開発技術名
稲わら腐熟促進および水管理手法を用いた水稲栽培におけるメタン発生抑制技術
技術開発の経緯
水田から発生するメタンは、日本では大気へ放出される全メタンの42%を占める主要な発生源の1つであり(環境省,2019)、温室効果ガス削減に向けて発生抑制技術の確立が必要とされている。そこで、稲わら腐熟促進および水管理手法によるメタン発生抑制効果を検討した。
開発技術の内容
ア 秋耕による稲わら腐熟促進により、秋~春にかけての稲わら分解率(TC%)を25%程度高めることができ、翌年の水稲栽培期間のメタン発生量を30%程度抑制できる。
イ ①節水管理と②鉄資材施用により、収量を低減することなく、水稲栽培期間中のメタン発生量を30%程度抑制できる。

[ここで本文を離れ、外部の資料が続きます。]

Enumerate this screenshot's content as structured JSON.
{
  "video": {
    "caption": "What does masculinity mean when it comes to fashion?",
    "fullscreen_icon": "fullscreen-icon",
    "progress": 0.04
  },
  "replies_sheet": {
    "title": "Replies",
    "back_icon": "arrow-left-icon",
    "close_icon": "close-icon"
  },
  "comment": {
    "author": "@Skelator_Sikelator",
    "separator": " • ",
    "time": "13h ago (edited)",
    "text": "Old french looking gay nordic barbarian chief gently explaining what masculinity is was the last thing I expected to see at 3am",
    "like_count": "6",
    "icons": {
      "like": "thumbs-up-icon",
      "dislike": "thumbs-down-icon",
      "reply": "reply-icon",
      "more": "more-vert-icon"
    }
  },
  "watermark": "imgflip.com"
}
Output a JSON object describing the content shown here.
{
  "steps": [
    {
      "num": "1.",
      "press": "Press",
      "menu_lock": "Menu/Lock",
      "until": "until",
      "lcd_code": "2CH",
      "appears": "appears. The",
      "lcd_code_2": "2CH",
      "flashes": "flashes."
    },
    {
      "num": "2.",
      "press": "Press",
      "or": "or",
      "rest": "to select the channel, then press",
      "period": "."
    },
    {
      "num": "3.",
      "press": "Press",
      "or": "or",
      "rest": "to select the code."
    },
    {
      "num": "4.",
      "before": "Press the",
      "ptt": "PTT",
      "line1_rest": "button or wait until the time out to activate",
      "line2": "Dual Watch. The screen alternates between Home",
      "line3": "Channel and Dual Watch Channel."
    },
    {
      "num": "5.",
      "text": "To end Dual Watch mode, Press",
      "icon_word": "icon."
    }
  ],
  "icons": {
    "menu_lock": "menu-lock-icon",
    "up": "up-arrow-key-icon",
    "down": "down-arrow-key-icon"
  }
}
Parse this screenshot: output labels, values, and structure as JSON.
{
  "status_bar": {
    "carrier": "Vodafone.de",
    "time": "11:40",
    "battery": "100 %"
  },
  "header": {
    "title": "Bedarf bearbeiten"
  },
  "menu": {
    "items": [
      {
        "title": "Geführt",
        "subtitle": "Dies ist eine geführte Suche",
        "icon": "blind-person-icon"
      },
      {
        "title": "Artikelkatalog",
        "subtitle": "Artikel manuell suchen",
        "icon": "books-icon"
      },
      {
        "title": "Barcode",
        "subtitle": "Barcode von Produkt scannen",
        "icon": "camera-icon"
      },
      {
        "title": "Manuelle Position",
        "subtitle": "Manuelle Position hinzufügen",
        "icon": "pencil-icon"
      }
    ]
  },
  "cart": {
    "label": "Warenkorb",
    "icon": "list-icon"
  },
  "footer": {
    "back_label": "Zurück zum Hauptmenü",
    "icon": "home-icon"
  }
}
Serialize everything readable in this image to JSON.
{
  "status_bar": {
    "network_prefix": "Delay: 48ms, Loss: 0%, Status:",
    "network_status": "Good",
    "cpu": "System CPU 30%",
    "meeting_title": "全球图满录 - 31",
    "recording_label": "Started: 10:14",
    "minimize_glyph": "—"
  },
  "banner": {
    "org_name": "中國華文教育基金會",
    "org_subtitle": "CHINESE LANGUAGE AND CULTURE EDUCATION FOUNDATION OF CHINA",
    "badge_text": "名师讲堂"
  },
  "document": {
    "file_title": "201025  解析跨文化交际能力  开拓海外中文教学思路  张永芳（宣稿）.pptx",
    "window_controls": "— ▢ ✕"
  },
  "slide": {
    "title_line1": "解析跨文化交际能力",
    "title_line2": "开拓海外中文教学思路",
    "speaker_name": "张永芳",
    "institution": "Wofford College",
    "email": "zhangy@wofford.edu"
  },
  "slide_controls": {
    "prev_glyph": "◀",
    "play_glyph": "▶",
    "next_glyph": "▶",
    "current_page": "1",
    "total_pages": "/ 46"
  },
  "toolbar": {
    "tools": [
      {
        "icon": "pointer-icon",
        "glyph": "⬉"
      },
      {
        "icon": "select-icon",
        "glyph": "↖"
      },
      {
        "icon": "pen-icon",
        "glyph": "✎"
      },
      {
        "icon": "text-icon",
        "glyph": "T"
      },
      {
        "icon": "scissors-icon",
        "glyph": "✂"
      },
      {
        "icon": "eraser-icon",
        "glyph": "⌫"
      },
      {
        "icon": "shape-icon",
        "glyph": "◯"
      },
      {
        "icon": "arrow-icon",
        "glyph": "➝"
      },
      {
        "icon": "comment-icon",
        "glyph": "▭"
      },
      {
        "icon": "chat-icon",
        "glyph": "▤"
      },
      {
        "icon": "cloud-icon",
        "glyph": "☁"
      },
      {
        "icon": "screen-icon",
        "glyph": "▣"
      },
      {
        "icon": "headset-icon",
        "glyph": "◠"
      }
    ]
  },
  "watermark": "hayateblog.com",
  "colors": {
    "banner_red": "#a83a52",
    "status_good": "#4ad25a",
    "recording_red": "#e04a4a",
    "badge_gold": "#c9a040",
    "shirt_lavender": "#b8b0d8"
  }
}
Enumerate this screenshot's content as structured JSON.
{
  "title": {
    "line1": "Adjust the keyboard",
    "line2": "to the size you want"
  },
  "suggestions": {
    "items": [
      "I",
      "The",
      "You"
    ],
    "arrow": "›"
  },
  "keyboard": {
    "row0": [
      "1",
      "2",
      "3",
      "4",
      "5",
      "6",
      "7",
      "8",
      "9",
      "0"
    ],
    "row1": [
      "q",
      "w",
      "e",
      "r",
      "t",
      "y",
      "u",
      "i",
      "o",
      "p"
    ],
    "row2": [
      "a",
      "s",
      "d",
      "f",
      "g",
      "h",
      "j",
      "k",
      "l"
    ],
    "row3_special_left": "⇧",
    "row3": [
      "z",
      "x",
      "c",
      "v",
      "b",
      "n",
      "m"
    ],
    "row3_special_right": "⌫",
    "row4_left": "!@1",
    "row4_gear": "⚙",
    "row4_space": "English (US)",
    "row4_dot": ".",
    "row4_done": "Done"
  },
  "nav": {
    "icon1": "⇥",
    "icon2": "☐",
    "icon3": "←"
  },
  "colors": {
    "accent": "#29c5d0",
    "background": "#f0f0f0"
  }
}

※①節水管理::中干前延長(中干開始を慣行中干より9日間早める)および出穂前節水(出穂前に5日間落水期間を設ける)、②鉄資材施用:転炉さい「FMゴールド」(米田産業(株))1t/10a
期待する効果
稲わら腐熟促進、節水管理と転炉さい施用によって、収量を低減することなくメタン発生量を抑制できる。